History Of Taj Mahal
Taj Mahal, a love story in marble, is one of the wonders of the architectural world.
It was built by the Mughal emperor Shah Jahan as the final resting place for his beloved departed wife, Mumtaz Mahal. Not only is the Taj an architectural marvel with respect to its strict symmetry followed everywhere in the complex, but it’s also one of the most beautiful buildings ever built. Its iridescent white marble changes color according to the sunlight and its parchinkari work, which depicts the flowers of heaven, is breathtaking.
The Mughal dynasty in India started with the invasion of Babur in 1526 A.D., a descendent of Timur (also known as Timurlane). The Mughals were originally Mongols and also related to Genghis Khan. The fifth king in the generation of Mughals was Shah Jahan.
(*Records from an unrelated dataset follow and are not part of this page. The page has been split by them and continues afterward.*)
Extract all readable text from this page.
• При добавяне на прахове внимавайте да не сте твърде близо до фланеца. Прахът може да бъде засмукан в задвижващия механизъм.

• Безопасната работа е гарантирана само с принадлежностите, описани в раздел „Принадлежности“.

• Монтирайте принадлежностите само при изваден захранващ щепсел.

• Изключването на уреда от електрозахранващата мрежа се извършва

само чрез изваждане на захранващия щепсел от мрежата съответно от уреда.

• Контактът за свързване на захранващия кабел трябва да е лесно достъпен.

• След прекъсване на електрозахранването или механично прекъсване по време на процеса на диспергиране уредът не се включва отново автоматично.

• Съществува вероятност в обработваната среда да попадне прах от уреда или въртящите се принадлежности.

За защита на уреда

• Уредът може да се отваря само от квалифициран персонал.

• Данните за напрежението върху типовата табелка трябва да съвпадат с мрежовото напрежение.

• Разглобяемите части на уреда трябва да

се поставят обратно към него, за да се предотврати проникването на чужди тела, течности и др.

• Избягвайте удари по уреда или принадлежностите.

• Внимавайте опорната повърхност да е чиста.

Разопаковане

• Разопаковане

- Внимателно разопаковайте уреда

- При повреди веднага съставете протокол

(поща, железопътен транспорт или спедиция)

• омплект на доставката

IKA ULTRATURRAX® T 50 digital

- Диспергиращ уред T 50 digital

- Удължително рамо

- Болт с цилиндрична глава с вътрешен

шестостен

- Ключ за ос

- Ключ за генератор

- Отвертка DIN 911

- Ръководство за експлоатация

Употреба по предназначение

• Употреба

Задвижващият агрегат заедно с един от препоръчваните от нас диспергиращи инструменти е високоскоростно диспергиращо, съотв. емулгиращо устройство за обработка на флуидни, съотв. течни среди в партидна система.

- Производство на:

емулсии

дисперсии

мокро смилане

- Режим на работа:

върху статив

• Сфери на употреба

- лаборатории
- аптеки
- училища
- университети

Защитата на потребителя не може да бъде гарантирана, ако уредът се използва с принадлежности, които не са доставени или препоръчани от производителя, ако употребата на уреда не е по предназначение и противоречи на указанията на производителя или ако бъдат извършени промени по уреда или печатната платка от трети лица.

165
His full name was Shahanshah Shahab-ud-din Muhammad Shah Jahan I. He was born in 1592 and died in 1666 at the age of 74. He is considered to be one of the greatest Mughal emperors. His reign has been called the Golden Age of the Mughals and one of the most prosperous ages of the Indian civilization.
He built the beautiful mausoleum, the Taj Mahal for his beloved wife, Mumtaz Mahal, whose name means “the chosen one of the palace”. Her real name was Arjumand Banu Begum and she was the niece of Nur Jahan (wife of Jahangir, Shah Jahan’s father). This was a special name bestowed upon her by Shah Jahan after their marriage in 1612 A.D.. She stood by the emperor’s side not only as a wife but also as an advisor, a confidante and a friend for 19 years. None of the emperor’s consorts could rival his affection for her.
She bore him 14 children, out of which only 7 survived and she passed away giving birth to her fourteenth child in Burhanpur in 1631. Torn by her death, Shah Jahan immediately began construction of a mausoleum in Agra in 1632. It was to be unlike any monument the world had ever seen. The construction finally finished in 1653, taking a total of 21 odd years to complete a magnificent monument with a love story at its heart. There were 22000 artisans engaged in building the Taj which explains the sheer magnificence of the building.
Unlike the other buildings during the times of the Mughals in red sandstone, Shah Jahan decided to build this building with the finest grade of white marble. The marble was obtained from a quarry situated in Makrana, a small city in Rajasthan, a state of India. It is about 340 kms from Agra. But just plain white marble was not used in its construction, the marble was inlaid with precious and semi-precious stones like lapis lazuli, turquoise, jasper, chalcedony, coral, onyx, jade, amethyst, green beryl or emerald. These precious and semi-precious stones form a mosaic of flowers, leaves and geometrical patterns both outside and inside of the Taj.
This particular form of mosaic work is called parchinkari. It is an amalgamation of the Persian, Italian and the Indian artform of pietra dura. Pietra dura is an Italian artform which originated in Florence in the 16th century. It involves inlaying stone upon stone to create a mosaic work which looks like a painting. Hence, the inlayed flowers in the Taj Mahal look like paintings. Mumtaz and Shah Jahan were both buried at the centre of the building with both their cenotaphs studded with semi-precious and precious stones. This symbol of love has withstood the test of time for more than 350 years on the banks of the river Yamuna and it will serve as an eternal resting place for both Mumtaz Mahal and Shah Jahan for centuries to come.